Spin-up and spin-down of an accreting compact object

Abstract

Two-dimensional hydrodynamic calculations of an accretion flow on to a compact object fed by a stellar wind in a close binary system with a mass ratio of unity are performed. We consider the case in which a stellar wind is driven by a thermal pressure. The parameters specifying the problem are the sound speed of gas, c₀, at the surface of the mass-losing star and the ratio of specific heats, γ. In the case of γ = 5/3, it is found that the flow is rather unstable when c₀ = 1.0–1.4, and a unique solution is not found.

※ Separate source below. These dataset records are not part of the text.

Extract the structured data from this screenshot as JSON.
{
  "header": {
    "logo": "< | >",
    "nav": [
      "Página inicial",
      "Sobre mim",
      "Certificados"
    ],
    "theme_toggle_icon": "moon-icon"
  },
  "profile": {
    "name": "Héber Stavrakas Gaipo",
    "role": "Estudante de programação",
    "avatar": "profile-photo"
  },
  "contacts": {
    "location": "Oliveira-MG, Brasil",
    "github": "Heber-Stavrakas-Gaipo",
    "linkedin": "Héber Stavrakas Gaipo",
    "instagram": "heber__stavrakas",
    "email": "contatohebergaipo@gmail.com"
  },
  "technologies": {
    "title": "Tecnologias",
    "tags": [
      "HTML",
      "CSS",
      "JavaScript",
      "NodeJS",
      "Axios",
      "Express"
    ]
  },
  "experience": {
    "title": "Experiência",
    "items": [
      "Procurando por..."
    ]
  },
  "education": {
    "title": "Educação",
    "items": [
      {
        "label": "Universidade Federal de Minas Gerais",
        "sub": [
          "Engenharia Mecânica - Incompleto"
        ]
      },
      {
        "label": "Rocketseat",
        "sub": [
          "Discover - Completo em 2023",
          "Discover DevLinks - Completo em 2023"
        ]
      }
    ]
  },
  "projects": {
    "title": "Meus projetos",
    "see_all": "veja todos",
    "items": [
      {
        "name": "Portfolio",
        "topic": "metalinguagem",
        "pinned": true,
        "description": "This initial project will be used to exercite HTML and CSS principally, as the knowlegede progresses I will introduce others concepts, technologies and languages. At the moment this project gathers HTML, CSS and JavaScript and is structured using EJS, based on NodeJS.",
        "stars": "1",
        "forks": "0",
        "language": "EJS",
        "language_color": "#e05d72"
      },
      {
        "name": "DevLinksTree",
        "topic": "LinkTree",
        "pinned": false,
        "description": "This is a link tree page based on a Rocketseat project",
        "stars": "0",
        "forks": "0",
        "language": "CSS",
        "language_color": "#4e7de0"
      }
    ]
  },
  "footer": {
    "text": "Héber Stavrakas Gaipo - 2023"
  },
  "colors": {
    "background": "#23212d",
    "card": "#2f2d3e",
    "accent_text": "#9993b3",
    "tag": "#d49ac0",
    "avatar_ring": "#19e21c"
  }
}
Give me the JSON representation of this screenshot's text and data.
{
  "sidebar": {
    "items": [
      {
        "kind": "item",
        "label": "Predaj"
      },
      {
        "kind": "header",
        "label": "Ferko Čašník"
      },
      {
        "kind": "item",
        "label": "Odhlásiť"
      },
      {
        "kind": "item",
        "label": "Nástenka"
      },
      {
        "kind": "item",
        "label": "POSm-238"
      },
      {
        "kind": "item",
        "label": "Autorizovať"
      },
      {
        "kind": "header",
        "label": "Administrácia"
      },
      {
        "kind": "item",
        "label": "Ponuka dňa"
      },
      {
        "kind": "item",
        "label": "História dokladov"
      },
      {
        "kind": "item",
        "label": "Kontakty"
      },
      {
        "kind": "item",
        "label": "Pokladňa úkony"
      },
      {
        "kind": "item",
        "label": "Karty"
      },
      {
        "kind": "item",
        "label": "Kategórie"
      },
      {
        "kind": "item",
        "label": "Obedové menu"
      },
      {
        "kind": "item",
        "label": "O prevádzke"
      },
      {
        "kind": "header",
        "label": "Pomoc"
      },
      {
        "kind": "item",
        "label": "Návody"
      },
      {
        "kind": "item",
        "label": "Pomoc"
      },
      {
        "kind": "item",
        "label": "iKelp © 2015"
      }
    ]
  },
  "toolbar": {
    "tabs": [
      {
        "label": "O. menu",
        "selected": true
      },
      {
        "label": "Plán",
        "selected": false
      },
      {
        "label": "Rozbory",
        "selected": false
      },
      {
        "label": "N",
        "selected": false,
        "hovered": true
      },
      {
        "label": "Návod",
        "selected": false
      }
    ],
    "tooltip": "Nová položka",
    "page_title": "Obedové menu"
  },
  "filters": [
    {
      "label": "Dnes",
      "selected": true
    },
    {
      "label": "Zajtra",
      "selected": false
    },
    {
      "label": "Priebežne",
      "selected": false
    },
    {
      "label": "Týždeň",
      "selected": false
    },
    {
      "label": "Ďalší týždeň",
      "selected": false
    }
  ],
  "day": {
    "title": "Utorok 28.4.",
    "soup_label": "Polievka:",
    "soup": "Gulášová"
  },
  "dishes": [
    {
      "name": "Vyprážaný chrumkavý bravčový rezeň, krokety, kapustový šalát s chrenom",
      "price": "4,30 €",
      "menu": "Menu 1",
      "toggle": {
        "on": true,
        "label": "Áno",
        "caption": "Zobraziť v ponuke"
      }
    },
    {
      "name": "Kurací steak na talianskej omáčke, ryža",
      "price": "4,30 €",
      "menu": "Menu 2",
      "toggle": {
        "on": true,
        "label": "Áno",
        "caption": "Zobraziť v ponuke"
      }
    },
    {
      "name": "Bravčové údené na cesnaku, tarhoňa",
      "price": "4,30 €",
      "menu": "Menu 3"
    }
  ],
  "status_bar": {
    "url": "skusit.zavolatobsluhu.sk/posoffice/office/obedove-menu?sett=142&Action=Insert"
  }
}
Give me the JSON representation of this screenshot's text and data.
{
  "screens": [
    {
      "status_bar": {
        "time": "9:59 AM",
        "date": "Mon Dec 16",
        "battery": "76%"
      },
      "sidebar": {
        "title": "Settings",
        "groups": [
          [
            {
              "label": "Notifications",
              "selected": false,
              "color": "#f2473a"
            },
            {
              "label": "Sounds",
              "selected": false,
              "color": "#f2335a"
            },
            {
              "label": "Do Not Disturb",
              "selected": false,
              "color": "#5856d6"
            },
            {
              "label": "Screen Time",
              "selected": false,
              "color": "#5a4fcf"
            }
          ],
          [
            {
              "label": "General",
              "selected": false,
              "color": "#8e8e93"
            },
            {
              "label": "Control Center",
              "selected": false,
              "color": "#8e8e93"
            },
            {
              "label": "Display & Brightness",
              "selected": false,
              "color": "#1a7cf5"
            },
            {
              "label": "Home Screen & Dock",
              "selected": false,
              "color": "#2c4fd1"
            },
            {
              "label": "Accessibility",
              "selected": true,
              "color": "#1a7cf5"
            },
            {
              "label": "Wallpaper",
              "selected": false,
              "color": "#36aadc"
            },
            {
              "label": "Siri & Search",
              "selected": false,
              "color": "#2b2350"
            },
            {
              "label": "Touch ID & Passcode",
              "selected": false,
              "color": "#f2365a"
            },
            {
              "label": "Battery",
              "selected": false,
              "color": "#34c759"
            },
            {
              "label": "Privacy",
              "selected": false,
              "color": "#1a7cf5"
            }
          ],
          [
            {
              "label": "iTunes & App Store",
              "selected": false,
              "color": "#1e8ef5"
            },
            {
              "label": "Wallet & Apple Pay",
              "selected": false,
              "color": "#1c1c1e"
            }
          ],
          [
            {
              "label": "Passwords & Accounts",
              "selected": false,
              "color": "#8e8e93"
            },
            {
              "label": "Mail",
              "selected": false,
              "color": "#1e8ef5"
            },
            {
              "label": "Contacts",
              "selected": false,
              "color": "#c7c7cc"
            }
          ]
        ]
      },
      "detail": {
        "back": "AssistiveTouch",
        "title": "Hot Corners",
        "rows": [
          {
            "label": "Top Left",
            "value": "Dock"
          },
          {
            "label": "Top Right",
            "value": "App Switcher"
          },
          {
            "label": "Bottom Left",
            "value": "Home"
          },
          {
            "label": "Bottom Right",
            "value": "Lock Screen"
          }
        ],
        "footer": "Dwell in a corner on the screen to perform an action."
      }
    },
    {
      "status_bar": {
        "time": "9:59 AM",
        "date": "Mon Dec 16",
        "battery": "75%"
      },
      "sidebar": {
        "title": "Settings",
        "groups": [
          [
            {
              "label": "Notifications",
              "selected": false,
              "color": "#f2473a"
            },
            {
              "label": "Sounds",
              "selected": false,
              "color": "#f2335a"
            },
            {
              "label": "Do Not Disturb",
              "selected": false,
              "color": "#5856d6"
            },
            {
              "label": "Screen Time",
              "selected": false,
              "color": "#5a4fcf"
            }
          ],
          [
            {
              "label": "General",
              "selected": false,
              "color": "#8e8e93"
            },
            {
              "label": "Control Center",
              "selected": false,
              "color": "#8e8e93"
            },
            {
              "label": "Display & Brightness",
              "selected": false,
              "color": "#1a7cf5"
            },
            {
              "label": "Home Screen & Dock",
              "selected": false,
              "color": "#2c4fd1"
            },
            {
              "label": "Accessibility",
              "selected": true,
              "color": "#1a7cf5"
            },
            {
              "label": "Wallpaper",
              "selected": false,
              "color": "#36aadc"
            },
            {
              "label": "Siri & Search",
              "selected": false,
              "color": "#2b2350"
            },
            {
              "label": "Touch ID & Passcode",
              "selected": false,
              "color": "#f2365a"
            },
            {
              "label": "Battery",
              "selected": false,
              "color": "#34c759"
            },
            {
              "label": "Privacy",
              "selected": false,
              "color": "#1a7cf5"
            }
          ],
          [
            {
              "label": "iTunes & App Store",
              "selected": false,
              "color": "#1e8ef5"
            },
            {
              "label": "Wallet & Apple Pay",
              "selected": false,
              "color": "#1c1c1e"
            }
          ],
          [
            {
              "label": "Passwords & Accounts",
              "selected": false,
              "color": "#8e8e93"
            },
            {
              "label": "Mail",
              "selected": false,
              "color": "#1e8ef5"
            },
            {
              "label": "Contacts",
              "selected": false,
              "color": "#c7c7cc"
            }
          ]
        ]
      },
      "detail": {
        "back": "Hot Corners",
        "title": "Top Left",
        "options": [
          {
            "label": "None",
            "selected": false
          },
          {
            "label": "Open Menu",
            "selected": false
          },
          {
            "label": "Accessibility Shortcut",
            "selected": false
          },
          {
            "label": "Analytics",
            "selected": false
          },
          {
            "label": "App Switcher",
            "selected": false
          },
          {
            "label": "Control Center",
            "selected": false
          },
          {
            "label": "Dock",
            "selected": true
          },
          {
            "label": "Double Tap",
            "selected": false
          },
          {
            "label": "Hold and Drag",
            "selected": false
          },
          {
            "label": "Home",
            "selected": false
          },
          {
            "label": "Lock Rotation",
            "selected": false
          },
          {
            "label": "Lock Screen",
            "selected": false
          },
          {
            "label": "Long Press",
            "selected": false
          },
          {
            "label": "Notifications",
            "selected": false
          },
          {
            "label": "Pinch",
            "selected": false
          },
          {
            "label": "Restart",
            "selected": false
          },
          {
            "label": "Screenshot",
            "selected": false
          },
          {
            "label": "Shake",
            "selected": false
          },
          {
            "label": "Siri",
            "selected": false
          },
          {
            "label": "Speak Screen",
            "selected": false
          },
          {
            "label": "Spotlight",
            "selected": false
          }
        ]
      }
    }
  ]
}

In the case of c₀ = 1.5, we found a retrograde rotating accretion disc separated by a bow shock from a wind. In cases of c₀ > = 2.0, we have a conical accretion shock. In the cases of γ = 4/3, we have a conical accretion shock if c₀ > = 1.2. In some models a flow changes its pattern sporadically, and we term it a flip-flop flow. Time histories of a mass accretion rate and an angular momentum accretion rate on to the compact object are monitored. Their behaviour is not steady generally. The accreted angular momentum flux becomes negative in some models. In the flip–flop flow, the angular momentum accreted by the compact object changes it sign sporadically. This phenomenon is consistent with the random-walk model of a period fluctuation of Vela X-1 and 4U1538–52.